L inflation dans la zone euro atteint 3 pour cent sous l effet de la guerre en Iran
Les prix à la consommation dans la zone euro ont augmenté de 3 pour cent en avril 2026, le niveau le plus élevé depuis juillet 2024, selon les dernières données d’Eurostat. Le chiffre dépasse l’objectif à moyen terme de 2 pour cent fixé par la Banque centrale européenne et reflète l’impact de la guerre en Iran sur les marchés mondiaux de l’énergie, qui a remodelé la trajectoire d’inflation à court terme et les perspectives de politique monétaire dans la zone euro.
Ce qui alimente les pressions sur les prix
Le principal facteur derrière l’accélération de l’inflation globale est la flambée des prix de l’énergie suite au déclenchement du conflit au Moyen-Orient. Le prix du pétrole Brent a fortement augmenté, les prix du gaz ont nettement progressé sur les hubs européens, et les coûts de l’électricité ont suivi. Au-delà des effets énergétiques directs, les impacts de second tour sont scrutés par les décideurs. Le président de la Bundesbank Joachim Nagel a qualifié la situation de millefeuille de chocs, chaque couche ajoutant à la complexité de la distinction entre pressions inflationnistes temporaires et persistantes.
Les perspectives révisées de la BCE
Lors de sa réunion de mars 2026, la BCE a relevé sa prévision d’inflation pour 2026 à 2,6 pour cent, contre une projection précédente de 2,0 pour cent, principalement en raison de la hausse des prix de l’énergie liée à la guerre au Moyen-Orient.

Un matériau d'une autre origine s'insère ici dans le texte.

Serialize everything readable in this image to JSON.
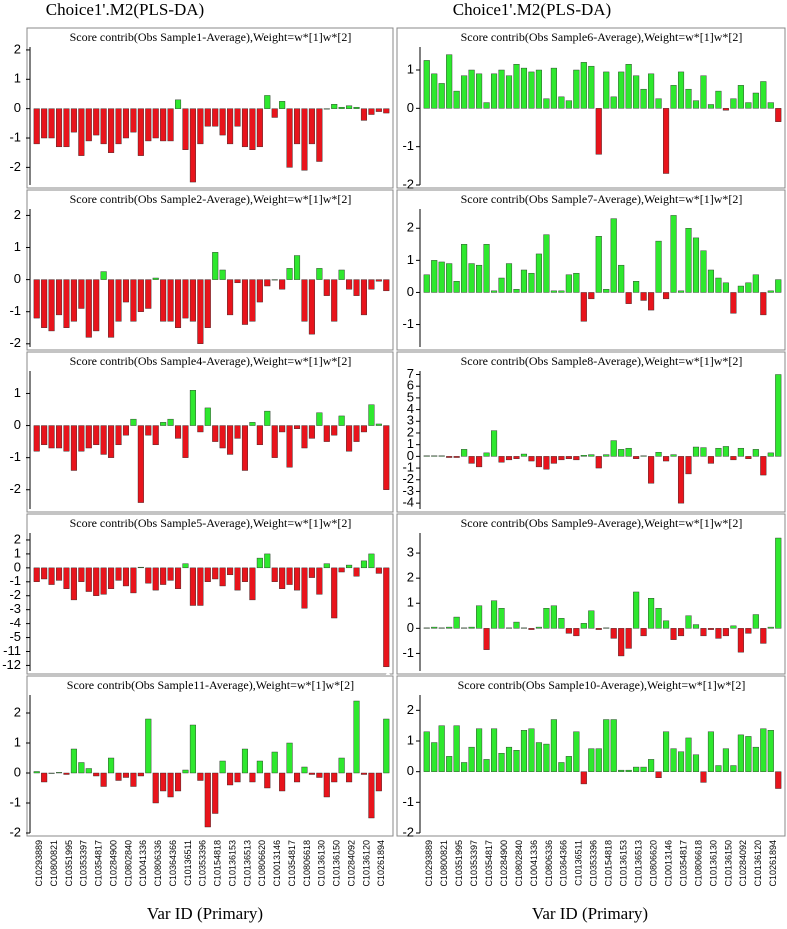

Les prévisions de croissance ont été abaissées, la banque centrale anticipant désormais une hausse du PIB de la zone euro de seulement 0,9 pour cent en 2026, avant un redressement à 1,3 pour cent en 2027 et 1,4 pour cent en 2028. La combinaison d’une inflation plus élevée et d’une croissance plus faible ravive les craintes de stagflation dans le bloc.
Ce que cela signifie pour les ménages et les décideurs
La hausse des prix érode le pouvoir d’achat, en particulier pour l’énergie et l’alimentation, qui pèsent davantage sur les ménages à bas revenu. Les États membres ont répondu par un patchwork de mesures de soutien énergétique, tandis que la Commission européenne a réactivé certains des cadres politiques déployés lors de la crise énergétique de 2022-2023. Pour la BCE, la voie à suivre dépend de la stabilité des anticipations d’inflation. Si celles-ci commencent à dériver, les décideurs ont indiqué qu’ils répondraient par des hausses de taux malgré la faiblesse de la croissance.